Aguilar and his son left Honduras on February 28, almost three months ago.
”I left with the hope of coming here to have a better future for my family, my children,” Aguilar added.
Thousands of migrants from Honduras have been trying to escape hardship by making the journey to the United States. The Aguilar’s thought border agents would grant them refugee status and enter through El Paso, but what happened after, though, was not what they expected.
”And since we did not know the area, when we crossed the long bridge, it said ‘Welcome to Ciudad Juarez’,” he explained. “We were in Mexico, my God!”

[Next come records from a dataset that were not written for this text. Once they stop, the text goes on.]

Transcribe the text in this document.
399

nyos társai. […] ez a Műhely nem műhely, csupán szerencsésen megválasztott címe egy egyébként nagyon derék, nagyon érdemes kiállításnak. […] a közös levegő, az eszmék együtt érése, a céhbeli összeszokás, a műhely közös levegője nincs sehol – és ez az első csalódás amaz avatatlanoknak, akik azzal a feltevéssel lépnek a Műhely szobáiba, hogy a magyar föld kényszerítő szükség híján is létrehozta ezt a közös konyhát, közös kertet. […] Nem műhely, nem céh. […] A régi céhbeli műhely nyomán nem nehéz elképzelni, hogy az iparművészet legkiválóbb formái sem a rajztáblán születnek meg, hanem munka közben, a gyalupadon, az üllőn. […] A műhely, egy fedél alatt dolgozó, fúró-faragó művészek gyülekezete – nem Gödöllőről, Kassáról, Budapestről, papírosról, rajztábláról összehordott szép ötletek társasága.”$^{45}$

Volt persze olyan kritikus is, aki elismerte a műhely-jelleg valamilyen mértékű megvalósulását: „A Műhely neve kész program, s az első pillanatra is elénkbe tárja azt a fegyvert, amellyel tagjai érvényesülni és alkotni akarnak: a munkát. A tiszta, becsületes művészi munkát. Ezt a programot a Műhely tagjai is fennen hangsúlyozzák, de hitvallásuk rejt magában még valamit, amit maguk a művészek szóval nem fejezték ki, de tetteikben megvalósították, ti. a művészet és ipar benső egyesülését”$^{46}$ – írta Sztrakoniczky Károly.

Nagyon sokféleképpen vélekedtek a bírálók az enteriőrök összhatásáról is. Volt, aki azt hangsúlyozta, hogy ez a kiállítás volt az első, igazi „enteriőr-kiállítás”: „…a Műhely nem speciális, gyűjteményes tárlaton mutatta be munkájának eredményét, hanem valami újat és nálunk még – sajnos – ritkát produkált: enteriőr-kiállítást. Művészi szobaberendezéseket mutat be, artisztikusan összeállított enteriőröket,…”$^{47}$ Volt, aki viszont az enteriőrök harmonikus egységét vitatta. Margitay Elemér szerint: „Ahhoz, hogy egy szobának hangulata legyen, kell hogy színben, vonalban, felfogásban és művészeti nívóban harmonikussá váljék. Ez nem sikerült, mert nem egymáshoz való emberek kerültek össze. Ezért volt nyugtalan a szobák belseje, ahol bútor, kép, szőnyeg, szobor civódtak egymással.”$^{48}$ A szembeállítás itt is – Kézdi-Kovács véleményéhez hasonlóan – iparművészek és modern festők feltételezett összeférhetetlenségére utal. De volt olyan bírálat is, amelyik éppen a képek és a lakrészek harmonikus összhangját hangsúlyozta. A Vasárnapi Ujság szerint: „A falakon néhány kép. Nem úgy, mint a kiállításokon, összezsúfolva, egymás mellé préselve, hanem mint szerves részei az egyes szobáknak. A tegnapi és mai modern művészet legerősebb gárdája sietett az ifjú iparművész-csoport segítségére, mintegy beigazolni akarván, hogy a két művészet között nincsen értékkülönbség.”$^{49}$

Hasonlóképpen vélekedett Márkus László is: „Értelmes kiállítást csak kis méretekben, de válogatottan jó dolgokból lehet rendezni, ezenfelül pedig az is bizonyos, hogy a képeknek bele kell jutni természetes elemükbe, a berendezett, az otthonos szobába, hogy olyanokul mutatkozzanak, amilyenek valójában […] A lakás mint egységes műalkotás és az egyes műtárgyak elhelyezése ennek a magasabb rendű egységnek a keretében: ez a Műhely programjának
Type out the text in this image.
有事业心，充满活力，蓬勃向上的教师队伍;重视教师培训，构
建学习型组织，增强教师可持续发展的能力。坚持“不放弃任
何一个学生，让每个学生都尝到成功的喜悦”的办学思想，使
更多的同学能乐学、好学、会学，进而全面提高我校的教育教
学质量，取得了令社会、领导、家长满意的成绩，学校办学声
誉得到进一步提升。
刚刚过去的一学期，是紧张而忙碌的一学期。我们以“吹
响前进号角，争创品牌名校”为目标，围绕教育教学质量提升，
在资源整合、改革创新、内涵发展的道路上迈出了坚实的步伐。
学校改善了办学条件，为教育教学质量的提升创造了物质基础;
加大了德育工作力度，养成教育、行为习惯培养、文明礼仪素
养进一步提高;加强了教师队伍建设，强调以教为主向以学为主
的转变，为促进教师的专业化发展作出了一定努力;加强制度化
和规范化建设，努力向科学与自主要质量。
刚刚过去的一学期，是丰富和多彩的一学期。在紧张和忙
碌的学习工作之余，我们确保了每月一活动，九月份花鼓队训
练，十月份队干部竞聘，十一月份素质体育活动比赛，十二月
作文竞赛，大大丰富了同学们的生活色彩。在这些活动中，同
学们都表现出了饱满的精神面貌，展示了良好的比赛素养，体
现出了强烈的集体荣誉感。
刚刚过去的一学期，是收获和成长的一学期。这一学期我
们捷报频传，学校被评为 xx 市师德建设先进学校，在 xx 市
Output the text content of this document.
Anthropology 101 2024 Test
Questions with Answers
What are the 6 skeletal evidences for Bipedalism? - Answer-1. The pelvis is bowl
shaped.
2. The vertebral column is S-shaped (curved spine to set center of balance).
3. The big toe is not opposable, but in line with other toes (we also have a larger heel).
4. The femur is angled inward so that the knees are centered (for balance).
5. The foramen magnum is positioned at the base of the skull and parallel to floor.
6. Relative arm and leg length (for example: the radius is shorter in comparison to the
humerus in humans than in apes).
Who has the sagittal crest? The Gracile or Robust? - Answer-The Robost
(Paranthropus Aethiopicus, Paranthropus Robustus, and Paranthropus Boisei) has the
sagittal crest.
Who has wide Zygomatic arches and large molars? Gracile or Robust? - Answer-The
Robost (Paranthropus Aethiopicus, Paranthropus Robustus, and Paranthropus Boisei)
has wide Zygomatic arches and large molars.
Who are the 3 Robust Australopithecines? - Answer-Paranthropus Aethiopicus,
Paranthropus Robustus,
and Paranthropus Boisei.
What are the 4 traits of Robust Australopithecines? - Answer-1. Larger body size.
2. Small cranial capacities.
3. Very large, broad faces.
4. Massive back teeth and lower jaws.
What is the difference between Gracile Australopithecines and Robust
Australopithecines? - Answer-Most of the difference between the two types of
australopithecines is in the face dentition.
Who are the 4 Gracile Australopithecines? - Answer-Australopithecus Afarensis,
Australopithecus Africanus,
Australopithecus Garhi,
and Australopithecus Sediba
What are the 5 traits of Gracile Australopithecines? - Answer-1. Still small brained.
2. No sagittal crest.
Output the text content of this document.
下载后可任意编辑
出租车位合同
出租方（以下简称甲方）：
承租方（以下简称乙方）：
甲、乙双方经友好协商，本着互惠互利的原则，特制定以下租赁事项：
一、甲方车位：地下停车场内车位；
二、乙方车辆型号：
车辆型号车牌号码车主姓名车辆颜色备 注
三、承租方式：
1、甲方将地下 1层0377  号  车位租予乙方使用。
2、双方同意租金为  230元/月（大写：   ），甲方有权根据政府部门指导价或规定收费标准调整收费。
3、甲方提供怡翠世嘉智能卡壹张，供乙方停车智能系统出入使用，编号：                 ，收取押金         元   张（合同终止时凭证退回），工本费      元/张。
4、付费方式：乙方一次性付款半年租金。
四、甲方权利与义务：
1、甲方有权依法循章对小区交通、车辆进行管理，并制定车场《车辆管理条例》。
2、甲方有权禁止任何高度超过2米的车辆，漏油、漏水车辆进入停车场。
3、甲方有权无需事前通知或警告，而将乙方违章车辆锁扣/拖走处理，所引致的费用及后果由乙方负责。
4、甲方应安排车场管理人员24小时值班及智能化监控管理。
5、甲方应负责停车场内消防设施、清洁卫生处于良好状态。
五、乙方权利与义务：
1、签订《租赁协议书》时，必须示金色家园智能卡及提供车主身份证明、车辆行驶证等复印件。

They spent two and a half months in Mexico, in a dangerous city where they did not even feel safe taking the son to the hospital when he was sick, but then they heard from the Iowa City Catholic Worker house. The group sponsored Aguilar and his son and added them to an ACLU lawsuit against Title 42. That move got them their long-awaited ticket into the country.
”This is a dream come true,” Aguilar said. “My son is already going to school, a very pretty school that he could have never dreamt of back in Honduras.”
Kim Novak volunteers at the Catholic Worker house. She has been helping the families with errands like filling paperwork and taking them to appointments.
“A lot of it is just walking with people,” she said. “It is really giving them a friendly face, somebody they can trust and know.”
Novak said advances in vaccine distribution and lifting other COVID-19 restrictions, like traveling, indicate the country is at a point where it is time to get rid of Title 42.
”I really believe we are a country of abundance and we need to act like one and welcome the people that are here seeking asylum,” she added.
Through this process, Novak said she has learned from these families that moving to the United States is both an act of trust and desperation. That is why she is hoping to now provide some relief to those wanting to pursue the American Dream.